Rodovias federais do Brasil registraram 6.044 mortes em 2025

No ano passado, os acidentes se concentraram em Minas Gerais, Paraná e Santa Catarina, enquanto o Carnaval de 2026 deixou 130 mortos nas estradas.

Em 2025, as rodovias federais do Brasil apresentaram uma ligeira melhora nos principais indicadores de acidentes, embora os números continuem revelando um problema estrutural de enorme magnitude. De acordo com o relatório estatístico da Polícia Rodoviária Federal (PRF), no ano passado foram registrados 72.483 acidentes nessas vias, com um saldo de 6.044 mortos.

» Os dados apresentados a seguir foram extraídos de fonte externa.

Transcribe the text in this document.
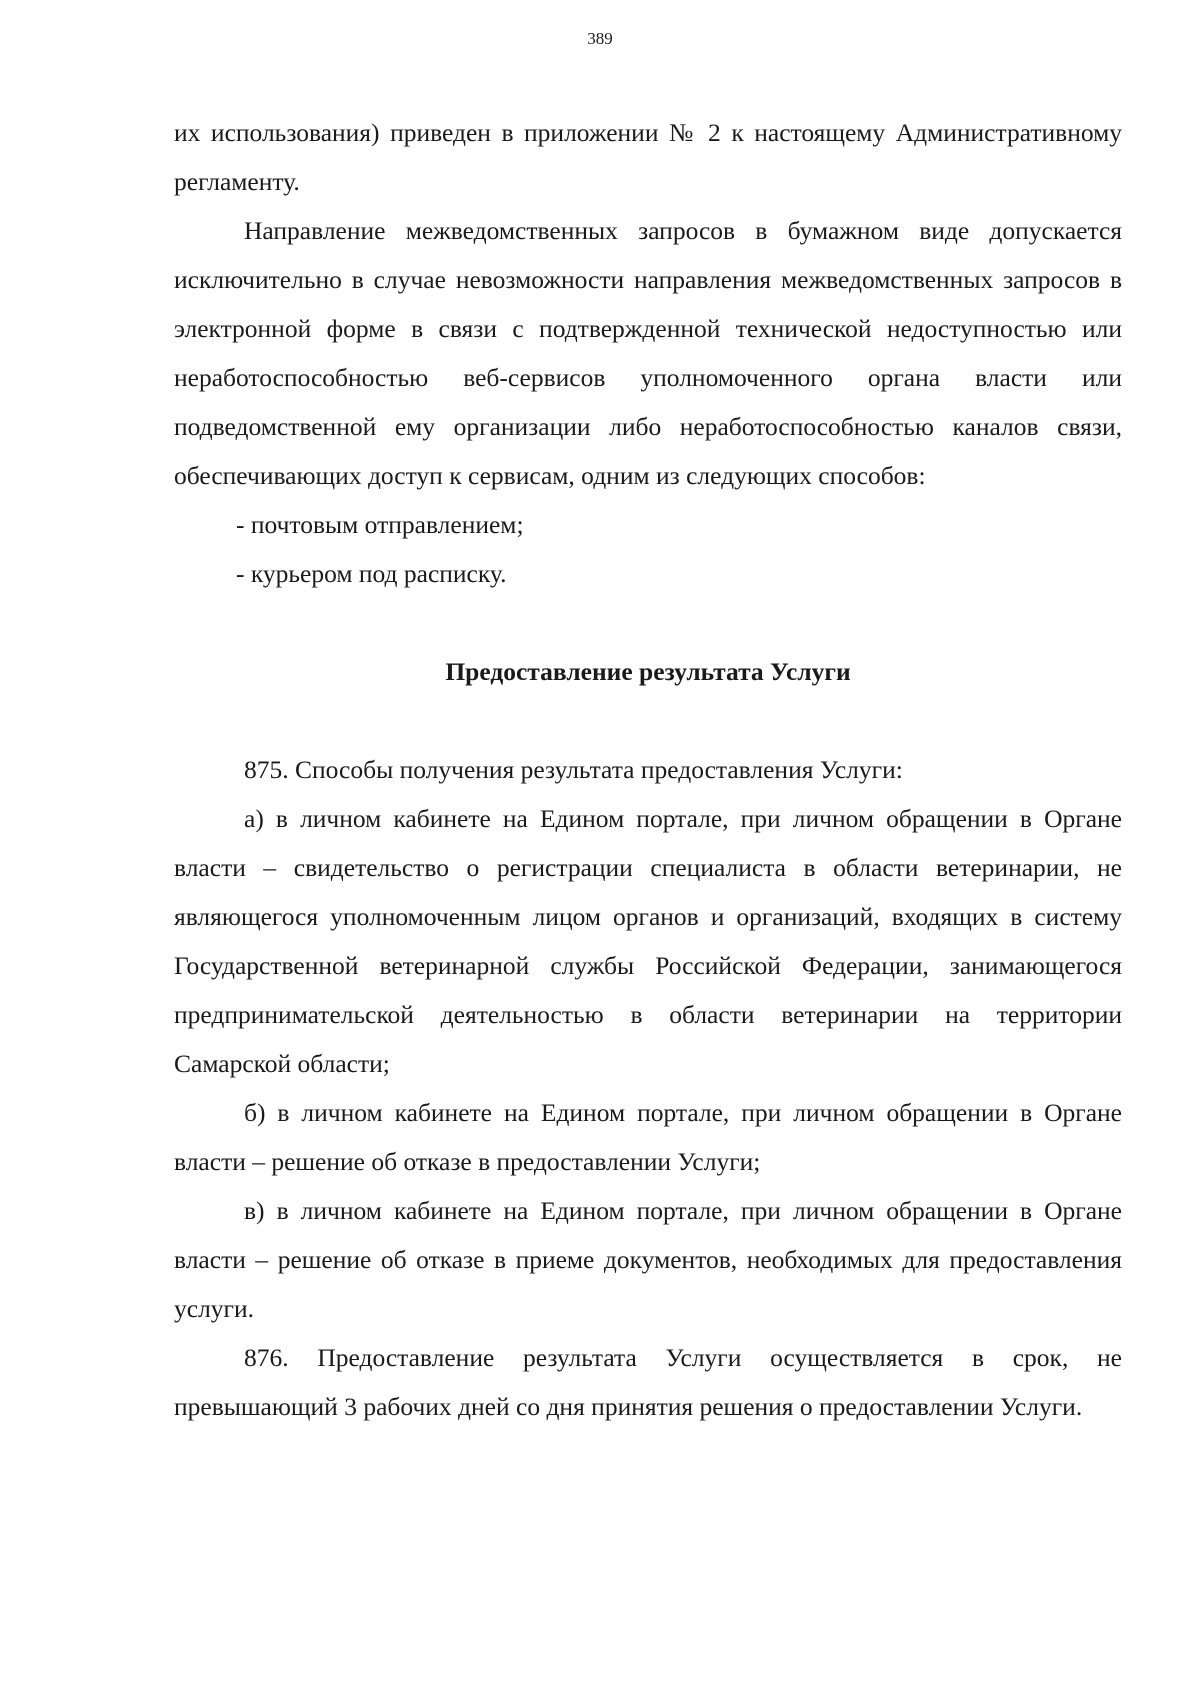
389

их использования) приведен в приложении № 2 к настоящему Административному регламенту.

Направление межведомственных запросов в бумажном виде допускается исключительно в случае невозможности направления межведомственных запросов в электронной форме в связи с подтвержденной технической недоступностью или неработоспособностью веб-сервисов уполномоченного органа власти или подведомственной ему организации либо неработоспособностью каналов связи, обеспечивающих доступ к сервисам, одним из следующих способов:

- почтовым отправлением;

- курьером под расписку.

Предоставление результата Услуги

875. Способы получения результата предоставления Услуги:

а) в личном кабинете на Едином портале, при личном обращении в Органе власти – свидетельство о регистрации специалиста в области ветеринарии, не являющегося уполномоченным лицом органов и организаций, входящих в систему Государственной ветеринарной службы Российской Федерации, занимающегося предпринимательской деятельностью в области ветеринарии на территории Самарской области;

б) в личном кабинете на Едином портале, при личном обращении в Органе власти – решение об отказе в предоставлении Услуги;

в) в личном кабинете на Едином портале, при личном обращении в Органе власти – решение об отказе в приеме документов, необходимых для предоставления услуги.

876. Предоставление результата Услуги осуществляется в срок, не превышающий 3 рабочих дней со дня принятия решения о предоставлении Услуги.
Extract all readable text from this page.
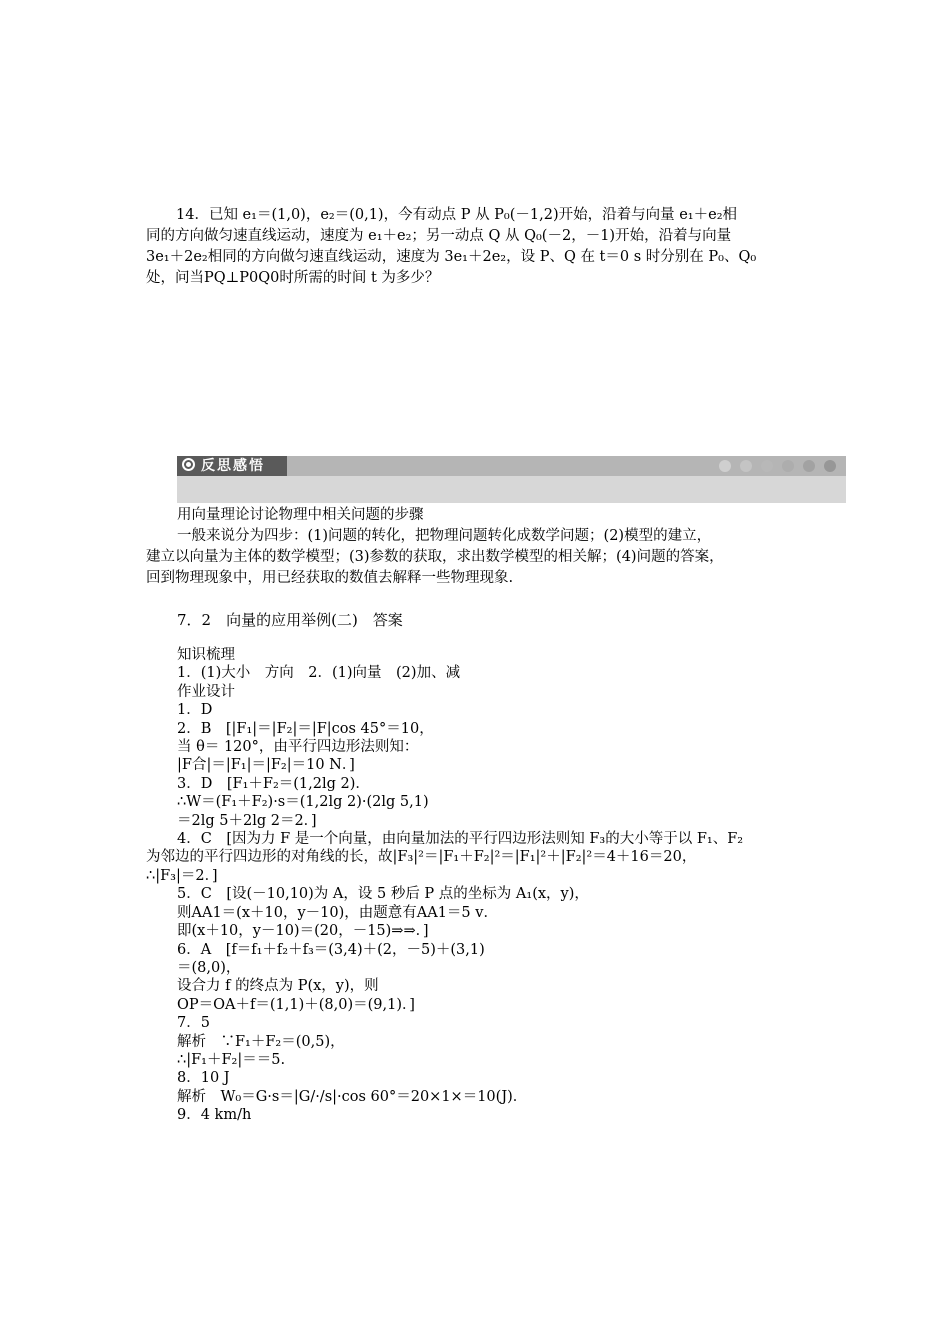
14．已知 e₁＝(1,0)，e₂＝(0,1)，今有动点 P 从 P₀(－1,2)开始，沿着与向量 e₁＋e₂相
同的方向做匀速直线运动，速度为 e₁＋e₂；另一动点 Q 从 Q₀(－2，－1)开始，沿着与向量
3e₁＋2e₂相同的方向做匀速直线运动，速度为 3e₁＋2e₂，设 P、Q 在 t＝0 s 时分别在 P₀、Q₀
处，问当PQ⊥P0Q0时所需的时间 t 为多少？
反思感悟
用向量理论讨论物理中相关问题的步骤
一般来说分为四步：(1)问题的转化，把物理问题转化成数学问题；(2)模型的建立，
建立以向量为主体的数学模型；(3)参数的获取，求出数学模型的相关解；(4)问题的答案，
回到物理现象中，用已经获取的数值去解释一些物理现象.
7．2　向量的应用举例(二)　答案
知识梳理
1．(1)大小　方向　2．(1)向量　(2)加、减
作业设计
1．D
2．B　[|F₁|＝|F₂|＝|F|cos 45°＝10，
当 θ＝ 120°，由平行四边形法则知：
|F合|＝|F₁|＝|F₂|＝10 N．]
3．D　[F₁＋F₂＝(1,2lg 2)．
∴W＝(F₁＋F₂)·s＝(1,2lg 2)·(2lg 5,1)
＝2lg 5＋2lg 2＝2．]
4．C　[因为力 F 是一个向量，由向量加法的平行四边形法则知 F₃的大小等于以 F₁、F₂
为邻边的平行四边形的对角线的长，故|F₃|²＝|F₁＋F₂|²＝|F₁|²＋|F₂|²＝4＋16＝20，
∴|F₃|＝2．]
5．C　[设(－10,10)为 A，设 5 秒后 P 点的坐标为 A₁(x，y)，
则AA1＝(x＋10，y－10)，由题意有AA1＝5 v．
即(x＋10，y－10)＝(20，－15)⇒⇒．]
6．A　[f＝f₁＋f₂＋f₃＝(3,4)＋(2，－5)＋(3,1)
＝(8,0)，
设合力 f 的终点为 P(x，y)，则
OP＝OA＋f＝(1,1)＋(8,0)＝(9,1)．]
7．5
解析　∵F₁＋F₂＝(0,5)，
∴|F₁＋F₂|＝＝5.
8．10 J
解析　W₀＝G·s＝|G/·/s|·cos 60°＝20×1×＝10(J)．
9．4 km/h
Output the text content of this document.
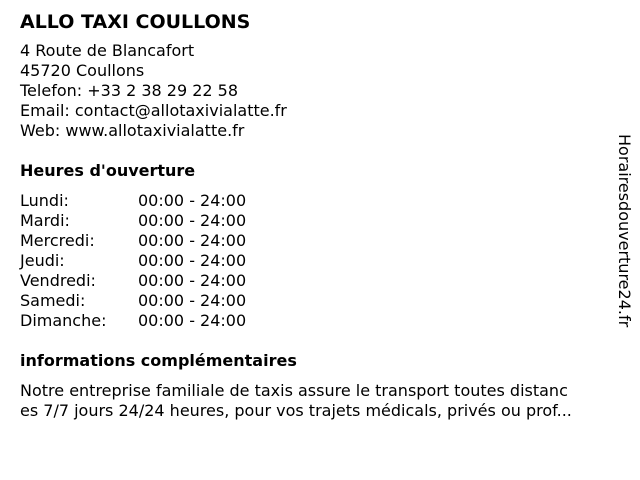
ALLO TAXI COULLONS
4 Route de Blancafort
45720 Coullons
Telefon: +33 2 38 29 22 58
Email: contact@allotaxivialatte.fr
Web: www.allotaxivialatte.fr
Heures d'ouverture
Lundi:	00:00 - 24:00
Mardi:	00:00 - 24:00
Mercredi:	00:00 - 24:00
Jeudi:	00:00 - 24:00
Vendredi:	00:00 - 24:00
Samedi:	00:00 - 24:00
Dimanche:	00:00 - 24:00
informations complémentaires
Notre entreprise familiale de taxis assure le transport toutes distanc
es 7/7 jours 24/24 heures, pour vos trajets médicals, privés ou prof...
Horairesdouverture24.fr
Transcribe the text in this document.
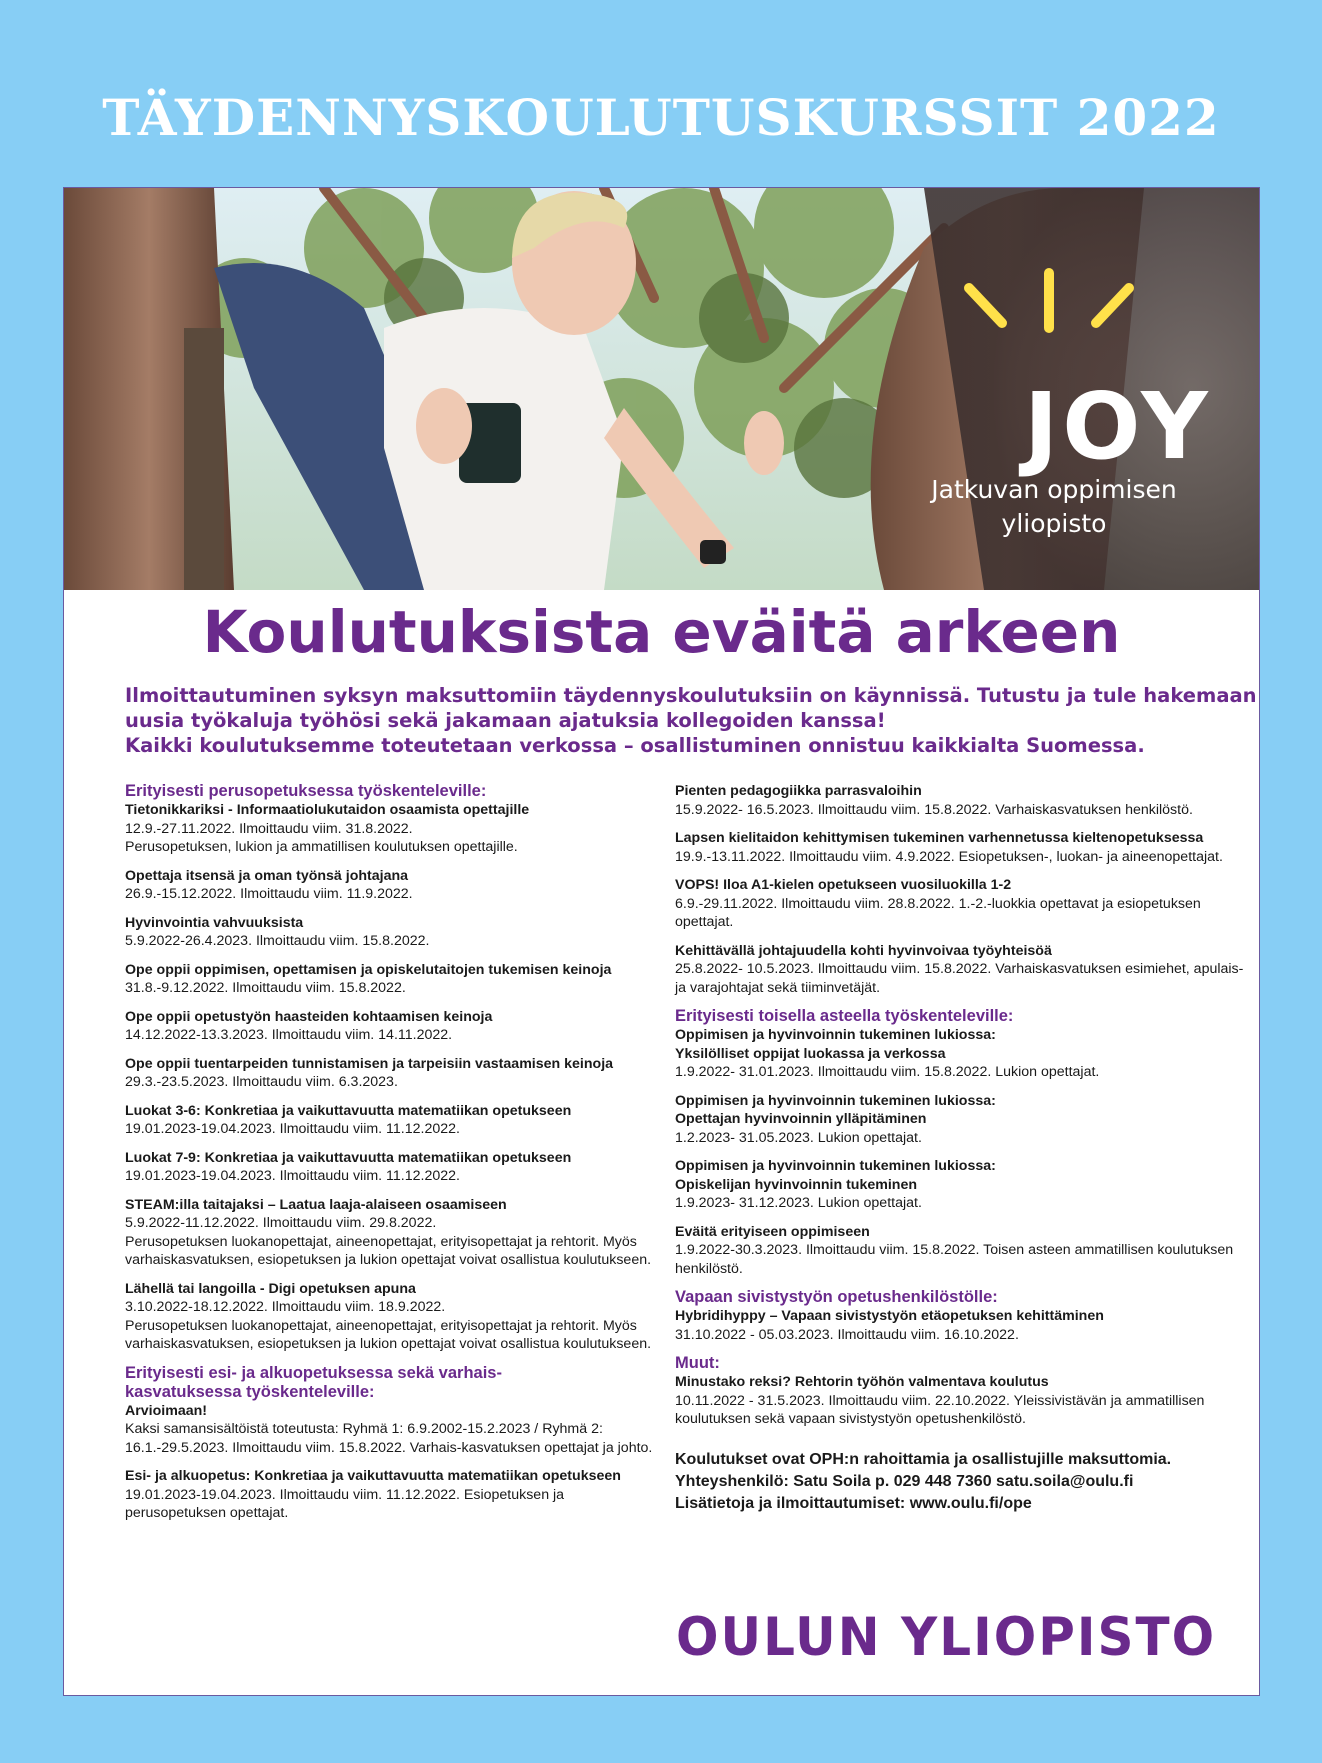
TÄYDENNYSKOULUTUSKURSSIT 2022
JOY
Jatkuvan oppimisen
yliopisto
Koulutuksista eväitä arkeen
Ilmoittautuminen syksyn maksuttomiin täydennyskoulutuksiin on käynnissä. Tutustu ja tule hakemaan
uusia työkaluja työhösi sekä jakamaan ajatuksia kollegoiden kanssa!
Kaikki koulutuksemme toteutetaan verkossa – osallistuminen onnistuu kaikkialta Suomessa.
Erityisesti perusopetuksessa työskenteleville:
Tietonikkariksi - Informaatiolukutaidon osaamista opettajille
12.9.-27.11.2022. Ilmoittaudu viim. 31.8.2022.
Perusopetuksen, lukion ja ammatillisen koulutuksen opettajille.
Opettaja itsensä ja oman työnsä johtajana
26.9.-15.12.2022. Ilmoittaudu viim. 11.9.2022.
Hyvinvointia vahvuuksista
5.9.2022-26.4.2023. Ilmoittaudu viim. 15.8.2022.
Ope oppii oppimisen, opettamisen ja opiskelutaitojen tukemisen keinoja
31.8.-9.12.2022. Ilmoittaudu viim. 15.8.2022.
Ope oppii opetustyön haasteiden kohtaamisen keinoja
14.12.2022-13.3.2023. Ilmoittaudu viim. 14.11.2022.
Ope oppii tuentarpeiden tunnistamisen ja tarpeisiin vastaamisen keinoja
29.3.-23.5.2023. Ilmoittaudu viim. 6.3.2023.
Luokat 3-6: Konkretiaa ja vaikuttavuutta matematiikan opetukseen
19.01.2023-19.04.2023. Ilmoittaudu viim. 11.12.2022.
Luokat 7-9: Konkretiaa ja vaikuttavuutta matematiikan opetukseen
19.01.2023-19.04.2023. Ilmoittaudu viim. 11.12.2022.
STEAM:illa taitajaksi – Laatua laaja-alaiseen osaamiseen
5.9.2022-11.12.2022. Ilmoittaudu viim. 29.8.2022.
Perusopetuksen luokanopettajat, aineenopettajat, erityisopettajat ja rehtorit. Myös varhaiskasvatuksen, esiopetuksen ja lukion opettajat voivat osallistua koulutukseen.
Lähellä tai langoilla - Digi opetuksen apuna
3.10.2022-18.12.2022. Ilmoittaudu viim. 18.9.2022.
Perusopetuksen luokanopettajat, aineenopettajat, erityisopettajat ja rehtorit. Myös varhaiskasvatuksen, esiopetuksen ja lukion opettajat voivat osallistua koulutukseen.
Erityisesti esi- ja alkuopetuksessa sekä varhais-
kasvatuksessa työskenteleville:
Arvioimaan!
Kaksi samansisältöistä toteutusta: Ryhmä 1: 6.9.2002-15.2.2023 / Ryhmä 2: 16.1.-29.5.2023. Ilmoittaudu viim. 15.8.2022. Varhais-kasvatuksen opettajat ja johto.
Esi- ja alkuopetus: Konkretiaa ja vaikuttavuutta matematiikan opetukseen
19.01.2023-19.04.2023. Ilmoittaudu viim. 11.12.2022. Esiopetuksen ja perusopetuksen opettajat.
Pienten pedagogiikka parrasvaloihin
15.9.2022- 16.5.2023. Ilmoittaudu viim. 15.8.2022. Varhaiskasvatuksen henkilöstö.
Lapsen kielitaidon kehittymisen tukeminen varhennetussa kieltenopetuksessa
19.9.-13.11.2022. Ilmoittaudu viim. 4.9.2022. Esiopetuksen-, luokan- ja aineenopettajat.
VOPS! Iloa A1-kielen opetukseen vuosiluokilla 1-2
6.9.-29.11.2022. Ilmoittaudu viim. 28.8.2022. 1.-2.-luokkia opettavat ja esiopetuksen opettajat.
Kehittävällä johtajuudella kohti hyvinvoivaa työyhteisöä
25.8.2022- 10.5.2023. Ilmoittaudu viim. 15.8.2022. Varhaiskasvatuksen esimiehet, apulais- ja varajohtajat sekä tiiminvetäjät.
Erityisesti toisella asteella työskenteleville:
Oppimisen ja hyvinvoinnin tukeminen lukiossa:
Yksilölliset oppijat luokassa ja verkossa
1.9.2022- 31.01.2023. Ilmoittaudu viim. 15.8.2022. Lukion opettajat.
Oppimisen ja hyvinvoinnin tukeminen lukiossa:
Opettajan hyvinvoinnin ylläpitäminen
1.2.2023- 31.05.2023. Lukion opettajat.
Oppimisen ja hyvinvoinnin tukeminen lukiossa:
Opiskelijan hyvinvoinnin tukeminen
1.9.2023- 31.12.2023. Lukion opettajat.
Eväitä erityiseen oppimiseen
1.9.2022-30.3.2023. Ilmoittaudu viim. 15.8.2022. Toisen asteen ammatillisen koulutuksen henkilöstö.
Vapaan sivistystyön opetushenkilöstölle:
Hybridihyppy – Vapaan sivistystyön etäopetuksen kehittäminen
31.10.2022 - 05.03.2023. Ilmoittaudu viim. 16.10.2022.
Muut:
Minustako reksi? Rehtorin työhön valmentava koulutus
10.11.2022 - 31.5.2023. Ilmoittaudu viim. 22.10.2022. Yleissivistävän ja ammatillisen koulutuksen sekä vapaan sivistystyön opetushenkilöstö.
Koulutukset ovat OPH:n rahoittamia ja osallistujille maksuttomia.
Yhteyshenkilö: Satu Soila p. 029 448 7360 satu.soila@oulu.fi
Lisätietoja ja ilmoittautumiset: www.oulu.fi/ope
OULUN YLIOPISTO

A média equivale a 199 acidentes e 16 mortes por dia na malha federal, uma dimensão que ilustra o impacto diário do trânsito sobre a saúde pública e a segurança viária do país.

Em comparação com 2024, os dados refletem uma diminuição moderada. Nesse ano, foram registrados 73.201 acidentes e 6.163 mortes. A redução interanual foi de 5% no número total de sinistros, 6% em feridos graves e 4% em mortes, de acordo com um relatório da Fundação Dom Cabral divulgado na mídia brasileira. A tendência de queda é relevante, mas não altera o fato de que milhares de famílias continuam sendo afetadas a cada ano por eventos evitáveis.

O mapa territorial dos acidentes mostra uma concentração em estados com grande extensão de rede viária e alto fluxo de transporte. Minas Gerais liderou o ranking com 9.559 acidentes, seguido por Santa Catarina (8.184) e Paraná (7.619). Em termos de mortalidade, Minas Gerais e Paraná voltaram a figurar entre os primeiros lugares, enquanto Bahia apareceu como o terceiro estado com maior número de mortes em rodovias federais.

O esforço de fiscalização foi igualmente significativo. Em 2025, a PRF inspecionou mais de 4,6 milhões de veículos e 5,4 milhões de pessoas. Em matéria de alcoolemia, foram realizados mais de 3,5 milhões de testes em rodovias federais, o que resultou em 51.000 infrações e 3.643 motoristas detidos por dirigir sob o efeito do álcool.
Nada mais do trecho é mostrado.